The Jet Peel facial also incorporates lymphatic drainage, which helps with dark circles, puffiness, and sculpting the jawline. It also utilizes exfoliation to clean out the pores and brighten the skin. This is also where things can get customizable. “We can use different peels for different people, either using a glycolic acid 5% up to 16%,” Bradley says. “A Mandelic and BHA mix is also suitable for acne-prone skin.”
Infusion is another customization, which I had done using hyaluronic acid, stem cells, and ATX NAT, an Argireline peptide made of six amino acids with similar effects to Botox. “The infusion of ATX NAT is much safer on the skin and is great for reducing the appearance of deep wrinkles,” Bradley explains. “It’s a great thing to do before an event like a wedding.” While I did consider Botox (and TBH, still am), I was hesitant to try it so close to my wedding, having never done it before. “The ATX NAT is such a great way to provide softening of the wrinkles without the commitment of injectable Botox,” Bradley tells me.
After each treatment, I felt like I bathed in a pool of hyaluronic acid.
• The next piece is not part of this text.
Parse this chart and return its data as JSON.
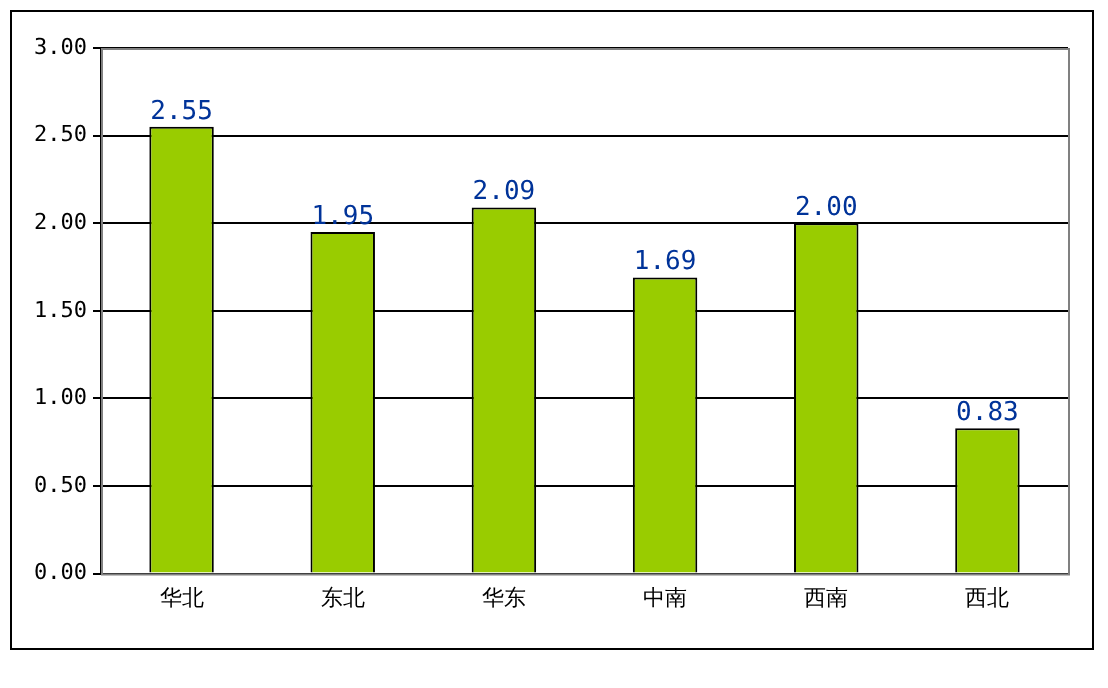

To maximize the benefits after each treatment, I waited until the next day to rinse my face, letting the serums work their hardest by sleeping in them overnight. While I can’t say if the effects are quite the same as Botox, but I’d like to guess they’re close. I plan to keep the Jet Peel as part of my regimen during drier times or before significant events.
A smaller, though not insignificant piece of my wedding-skin puzzle was dermaplaning—a smoothing treatment using a scalpel-like razor to remove dead skin, hair, and impurities. “Dermaplaning before the wedding will help your makeup go on smoother and exfoliate the skin to make it brighter,” Bradley says.
While you can safely dermaplane at home with the proper tools, I left it to Bradley and had it done on three different occasions. Similar to my chemical peel, I found it satisfying to see the dead skin sloughed off and relished the baby-smooth feel that followed. Now that I’m more comfortable with the treatment, I’m open to trying it myself at home.
LAURA LAJINESS/ANNALEISA FRIEDNASH OF MERAKI PHOTO
I couldn’t be happier with my wedding skin. I now understand the benefits of curating a customized skincare plan with a professional. My biggest takeaway is: A single treatment won’t work magic, be it a laser treatment, chemical peel, or facial. Sure, there are benefits. But it takes several sessions — if not a combination of treatments — over time to see significant change. Patience and dedication are — by far — the most important requirements. And while routine visits become pricey, I believe that every treatment I tried was worth it, especially before a momentous occasion like a wedding. After all, there’s no better investment than feeling your absolute best.